The law requires that workers on projects funded with state dollars be paid wages based on averages in the state's largest cities.
Those wages kick in on projects of more than $25,000.
Sen. Terry Punt, R-Franklin, said the Senate has previously passed measures to raise the limit to $250,000. Those efforts either failed to clear the House or were struck down by court challenges, he said.
Punt estimated the law adds as much as 30 percent to the cost of government construction projects in the area.
Punt said changing the state law would have a limited impact as long as the federal Davis-Bacon Act remains in effect. That law regulates wages paid for projects involving federal funds, and many government construction projects are paid for with a mix of federal, state and local dollars.
Among other items discussed at the summit:
- Gasoline tax.Punt said no gasoline tax increase is on the horizon this year. He said neither Gov. Ed Rendell nor the Legislature has any enthusiasm for a tax increase "primarily because of the high price of gas at the pumps right now."
If there is pressure for higher gasoline taxes next year, Punt said he wants to see 2 cents on every gallon go directly to municipalities for their road projects, rather than be doled out by the state.
- Radar. Radar for municipal police also is not a priority for legislators, Punt said.
Only Pennsylvania State Police can now use radar to enforce speed limits, a tool Waynesboro Borough Manager Lloyd Hamberger said some local departments want.
Punt said some legislators are unwilling to support such a change for fear it would be used as much to collect revenue from speeders as to enforce the law.
Antrim Township Administrator Teresa Schnoor asked Fleagle if there was any chance the Legislature would revive Act 339, an annual operations subsidy for wastewater treatment plants. Schnoor said the township lost about $100,000 in state funding for its plant. Washington Township Manager Mike Christopher said repeal of the act cost that township about $120,000.
Fleagle said there was little chance of reviving the subsidy, which previous governors had tried to cut out of the state budget before Rendell succeeded.

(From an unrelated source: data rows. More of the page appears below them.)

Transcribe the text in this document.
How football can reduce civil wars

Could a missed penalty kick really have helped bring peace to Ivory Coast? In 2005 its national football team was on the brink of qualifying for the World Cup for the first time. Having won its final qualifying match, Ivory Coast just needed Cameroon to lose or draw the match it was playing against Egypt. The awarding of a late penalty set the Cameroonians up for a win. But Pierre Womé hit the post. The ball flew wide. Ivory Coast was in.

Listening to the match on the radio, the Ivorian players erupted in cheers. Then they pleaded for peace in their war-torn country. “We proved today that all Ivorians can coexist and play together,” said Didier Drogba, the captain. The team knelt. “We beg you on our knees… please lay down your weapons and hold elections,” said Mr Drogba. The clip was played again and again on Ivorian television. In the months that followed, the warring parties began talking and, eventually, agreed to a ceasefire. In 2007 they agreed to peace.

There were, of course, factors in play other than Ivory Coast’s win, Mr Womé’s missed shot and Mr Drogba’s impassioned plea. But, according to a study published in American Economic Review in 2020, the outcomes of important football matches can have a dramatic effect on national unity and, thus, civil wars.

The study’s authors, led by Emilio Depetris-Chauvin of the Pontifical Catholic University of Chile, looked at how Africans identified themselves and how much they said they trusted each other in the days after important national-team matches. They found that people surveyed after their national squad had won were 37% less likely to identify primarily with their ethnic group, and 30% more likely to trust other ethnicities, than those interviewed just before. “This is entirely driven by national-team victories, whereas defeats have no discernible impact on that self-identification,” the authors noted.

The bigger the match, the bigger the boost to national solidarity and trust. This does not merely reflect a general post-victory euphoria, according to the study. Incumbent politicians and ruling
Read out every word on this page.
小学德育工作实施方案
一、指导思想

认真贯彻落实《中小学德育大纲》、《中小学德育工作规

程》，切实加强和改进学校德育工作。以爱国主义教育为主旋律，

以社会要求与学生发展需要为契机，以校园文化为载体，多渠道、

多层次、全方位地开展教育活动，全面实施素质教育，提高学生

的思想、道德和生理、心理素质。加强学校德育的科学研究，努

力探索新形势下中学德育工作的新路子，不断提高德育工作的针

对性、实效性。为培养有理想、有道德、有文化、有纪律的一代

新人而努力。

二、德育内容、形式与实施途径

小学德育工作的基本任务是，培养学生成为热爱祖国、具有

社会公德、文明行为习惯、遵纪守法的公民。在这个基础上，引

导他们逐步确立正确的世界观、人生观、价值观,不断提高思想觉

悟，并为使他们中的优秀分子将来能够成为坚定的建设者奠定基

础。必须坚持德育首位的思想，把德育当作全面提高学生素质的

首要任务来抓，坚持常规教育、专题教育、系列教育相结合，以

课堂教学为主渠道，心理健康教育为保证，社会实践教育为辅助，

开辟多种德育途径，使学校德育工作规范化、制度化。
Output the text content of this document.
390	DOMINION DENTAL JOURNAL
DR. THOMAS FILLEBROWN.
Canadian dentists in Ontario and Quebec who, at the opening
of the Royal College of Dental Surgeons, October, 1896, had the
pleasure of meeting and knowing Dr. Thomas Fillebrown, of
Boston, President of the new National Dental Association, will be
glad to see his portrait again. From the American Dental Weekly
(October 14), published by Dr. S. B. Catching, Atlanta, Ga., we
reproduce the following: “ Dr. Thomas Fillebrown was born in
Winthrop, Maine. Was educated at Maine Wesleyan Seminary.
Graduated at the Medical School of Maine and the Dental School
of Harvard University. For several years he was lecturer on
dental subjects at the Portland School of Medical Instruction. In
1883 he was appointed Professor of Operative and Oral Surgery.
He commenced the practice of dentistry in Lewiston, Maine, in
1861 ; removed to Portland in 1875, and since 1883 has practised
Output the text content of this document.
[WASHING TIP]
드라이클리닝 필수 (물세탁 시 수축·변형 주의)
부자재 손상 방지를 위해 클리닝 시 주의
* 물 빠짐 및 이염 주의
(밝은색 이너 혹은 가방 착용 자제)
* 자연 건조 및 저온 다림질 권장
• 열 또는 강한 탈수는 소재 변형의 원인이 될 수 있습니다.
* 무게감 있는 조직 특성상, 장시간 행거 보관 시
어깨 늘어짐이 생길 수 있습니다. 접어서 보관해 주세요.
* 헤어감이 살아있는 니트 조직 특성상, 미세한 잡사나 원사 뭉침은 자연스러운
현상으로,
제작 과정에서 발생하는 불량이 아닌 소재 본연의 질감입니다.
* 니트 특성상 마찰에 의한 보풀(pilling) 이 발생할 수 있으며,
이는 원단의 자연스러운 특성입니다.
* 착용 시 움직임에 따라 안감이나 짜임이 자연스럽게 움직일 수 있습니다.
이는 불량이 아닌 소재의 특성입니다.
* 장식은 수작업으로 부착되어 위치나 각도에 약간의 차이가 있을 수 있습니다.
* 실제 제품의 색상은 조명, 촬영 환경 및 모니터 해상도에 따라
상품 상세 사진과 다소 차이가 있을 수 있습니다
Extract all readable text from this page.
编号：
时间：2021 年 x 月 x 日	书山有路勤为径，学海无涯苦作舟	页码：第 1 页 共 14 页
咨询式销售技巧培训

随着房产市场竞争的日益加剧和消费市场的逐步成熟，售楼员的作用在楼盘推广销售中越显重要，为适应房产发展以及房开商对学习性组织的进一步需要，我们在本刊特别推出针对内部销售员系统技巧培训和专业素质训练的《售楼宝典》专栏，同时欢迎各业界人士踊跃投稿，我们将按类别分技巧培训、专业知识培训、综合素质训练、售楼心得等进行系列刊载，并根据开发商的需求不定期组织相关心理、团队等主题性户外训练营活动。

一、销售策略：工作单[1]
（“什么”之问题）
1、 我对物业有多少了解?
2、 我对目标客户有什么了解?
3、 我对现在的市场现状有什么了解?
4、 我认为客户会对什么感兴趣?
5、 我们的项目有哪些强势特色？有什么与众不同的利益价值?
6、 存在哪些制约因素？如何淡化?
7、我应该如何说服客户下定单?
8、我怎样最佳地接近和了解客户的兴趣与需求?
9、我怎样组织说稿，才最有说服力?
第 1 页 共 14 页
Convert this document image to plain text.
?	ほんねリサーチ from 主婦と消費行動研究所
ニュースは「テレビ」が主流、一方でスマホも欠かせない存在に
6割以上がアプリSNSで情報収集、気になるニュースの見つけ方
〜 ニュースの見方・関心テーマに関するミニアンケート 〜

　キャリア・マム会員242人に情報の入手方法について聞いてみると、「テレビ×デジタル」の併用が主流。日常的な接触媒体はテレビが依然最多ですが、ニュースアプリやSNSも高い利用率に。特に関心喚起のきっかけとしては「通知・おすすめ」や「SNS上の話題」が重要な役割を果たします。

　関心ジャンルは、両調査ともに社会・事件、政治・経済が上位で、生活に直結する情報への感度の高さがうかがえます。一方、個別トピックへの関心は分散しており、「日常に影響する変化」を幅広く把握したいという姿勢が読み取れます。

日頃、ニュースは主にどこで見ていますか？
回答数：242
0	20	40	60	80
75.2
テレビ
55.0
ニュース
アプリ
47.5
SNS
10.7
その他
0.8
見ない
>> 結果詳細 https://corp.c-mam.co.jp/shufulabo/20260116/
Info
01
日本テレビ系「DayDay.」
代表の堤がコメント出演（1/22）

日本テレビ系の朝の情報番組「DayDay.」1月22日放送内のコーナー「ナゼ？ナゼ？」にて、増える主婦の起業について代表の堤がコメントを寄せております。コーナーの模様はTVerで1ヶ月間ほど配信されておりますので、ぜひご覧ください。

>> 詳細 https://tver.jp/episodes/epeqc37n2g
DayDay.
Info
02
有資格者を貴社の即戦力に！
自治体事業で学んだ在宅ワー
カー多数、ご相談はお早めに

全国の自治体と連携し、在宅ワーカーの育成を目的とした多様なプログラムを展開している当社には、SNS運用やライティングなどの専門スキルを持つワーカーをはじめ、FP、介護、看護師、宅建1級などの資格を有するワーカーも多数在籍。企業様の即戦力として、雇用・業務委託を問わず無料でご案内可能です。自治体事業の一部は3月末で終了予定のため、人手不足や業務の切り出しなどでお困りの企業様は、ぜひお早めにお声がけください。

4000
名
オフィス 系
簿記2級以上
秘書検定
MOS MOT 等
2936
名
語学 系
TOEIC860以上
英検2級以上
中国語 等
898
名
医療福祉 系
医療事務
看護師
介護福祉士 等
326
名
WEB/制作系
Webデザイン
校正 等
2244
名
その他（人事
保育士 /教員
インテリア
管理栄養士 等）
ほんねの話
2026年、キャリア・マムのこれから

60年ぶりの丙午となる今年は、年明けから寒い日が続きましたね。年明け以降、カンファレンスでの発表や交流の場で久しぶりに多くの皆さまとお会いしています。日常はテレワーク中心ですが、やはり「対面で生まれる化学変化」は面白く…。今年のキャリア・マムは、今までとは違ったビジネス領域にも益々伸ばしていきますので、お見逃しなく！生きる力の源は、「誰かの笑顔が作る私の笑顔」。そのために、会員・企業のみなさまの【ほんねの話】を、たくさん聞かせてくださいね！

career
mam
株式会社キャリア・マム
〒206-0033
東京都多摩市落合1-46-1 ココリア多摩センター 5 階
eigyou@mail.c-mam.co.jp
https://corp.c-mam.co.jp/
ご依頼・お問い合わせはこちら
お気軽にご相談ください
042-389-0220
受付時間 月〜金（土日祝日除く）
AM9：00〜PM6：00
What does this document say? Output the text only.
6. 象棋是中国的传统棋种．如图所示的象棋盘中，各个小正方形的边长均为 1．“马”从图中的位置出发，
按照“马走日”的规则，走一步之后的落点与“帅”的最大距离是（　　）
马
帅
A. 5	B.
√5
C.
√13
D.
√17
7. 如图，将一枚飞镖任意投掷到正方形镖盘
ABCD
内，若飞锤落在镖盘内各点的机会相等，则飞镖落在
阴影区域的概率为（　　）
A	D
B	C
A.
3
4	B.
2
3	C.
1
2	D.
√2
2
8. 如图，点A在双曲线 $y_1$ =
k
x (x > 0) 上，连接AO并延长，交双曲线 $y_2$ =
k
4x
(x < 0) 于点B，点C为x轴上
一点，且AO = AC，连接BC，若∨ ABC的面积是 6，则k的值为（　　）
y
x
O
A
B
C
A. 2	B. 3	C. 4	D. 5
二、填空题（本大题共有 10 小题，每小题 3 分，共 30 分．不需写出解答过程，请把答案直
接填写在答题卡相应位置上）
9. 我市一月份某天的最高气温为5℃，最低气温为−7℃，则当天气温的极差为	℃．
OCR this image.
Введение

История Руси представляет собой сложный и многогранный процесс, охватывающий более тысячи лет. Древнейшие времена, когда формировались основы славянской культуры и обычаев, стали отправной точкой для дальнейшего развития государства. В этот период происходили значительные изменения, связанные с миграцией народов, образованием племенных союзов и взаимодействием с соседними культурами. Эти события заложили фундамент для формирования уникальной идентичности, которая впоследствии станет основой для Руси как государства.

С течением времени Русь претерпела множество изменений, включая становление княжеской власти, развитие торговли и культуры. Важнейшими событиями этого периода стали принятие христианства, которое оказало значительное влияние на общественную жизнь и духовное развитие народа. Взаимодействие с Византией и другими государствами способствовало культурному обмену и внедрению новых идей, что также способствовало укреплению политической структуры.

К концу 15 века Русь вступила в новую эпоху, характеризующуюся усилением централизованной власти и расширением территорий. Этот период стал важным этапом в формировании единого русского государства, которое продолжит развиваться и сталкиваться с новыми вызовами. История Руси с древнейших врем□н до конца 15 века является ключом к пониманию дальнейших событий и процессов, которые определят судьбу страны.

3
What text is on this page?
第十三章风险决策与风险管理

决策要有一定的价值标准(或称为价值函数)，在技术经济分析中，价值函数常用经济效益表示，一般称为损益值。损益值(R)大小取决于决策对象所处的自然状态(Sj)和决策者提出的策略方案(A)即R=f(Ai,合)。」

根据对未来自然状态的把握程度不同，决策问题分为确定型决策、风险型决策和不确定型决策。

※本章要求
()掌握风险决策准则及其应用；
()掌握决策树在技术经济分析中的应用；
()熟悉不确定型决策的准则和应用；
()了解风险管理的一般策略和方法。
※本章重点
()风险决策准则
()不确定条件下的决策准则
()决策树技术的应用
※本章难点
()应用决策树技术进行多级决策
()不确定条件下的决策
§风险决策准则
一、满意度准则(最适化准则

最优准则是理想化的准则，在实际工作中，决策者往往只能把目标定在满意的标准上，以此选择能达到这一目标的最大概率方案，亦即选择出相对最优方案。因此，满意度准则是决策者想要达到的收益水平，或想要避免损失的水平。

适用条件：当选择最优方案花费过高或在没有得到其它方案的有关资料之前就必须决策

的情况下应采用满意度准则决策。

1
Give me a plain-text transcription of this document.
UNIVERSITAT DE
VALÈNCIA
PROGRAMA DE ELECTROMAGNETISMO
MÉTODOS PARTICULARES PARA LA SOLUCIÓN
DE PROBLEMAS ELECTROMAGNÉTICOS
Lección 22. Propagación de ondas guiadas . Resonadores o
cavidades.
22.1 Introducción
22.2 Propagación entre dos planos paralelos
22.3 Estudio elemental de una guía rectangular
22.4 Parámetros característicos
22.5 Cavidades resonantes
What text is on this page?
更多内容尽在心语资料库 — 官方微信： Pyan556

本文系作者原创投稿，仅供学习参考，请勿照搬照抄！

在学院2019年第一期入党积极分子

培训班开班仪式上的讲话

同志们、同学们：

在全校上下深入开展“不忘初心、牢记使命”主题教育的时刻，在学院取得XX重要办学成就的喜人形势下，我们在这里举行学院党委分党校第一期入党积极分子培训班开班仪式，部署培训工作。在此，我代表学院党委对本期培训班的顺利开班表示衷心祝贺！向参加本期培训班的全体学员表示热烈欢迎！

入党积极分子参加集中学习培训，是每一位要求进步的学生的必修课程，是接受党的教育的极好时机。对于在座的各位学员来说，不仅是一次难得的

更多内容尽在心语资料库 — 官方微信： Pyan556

Two bills aimed at preserving more farmland have been sponsored by Rep. Stephen R. Maitland, R-91st. Maitland, whose district is primarily in Adams County, said one would allow townships to buy farms that are up for sale, retain the development rights and resell the land with the provision that it remain in agriculture.
The other legislation is tied to the Clean and Green Act, which allows the owners of some farmland, agriculture reserves and forest reserves to have lower tax assessments as an incentive not to develop. The bill would amend the act to add a $2,000-per-acre "conversion fee" if farmland is resold for development in addition to existing back taxes and penalties for taking land out of the program.
The conversion fee would be used by counties to pay for farmland preservation, Maitland said.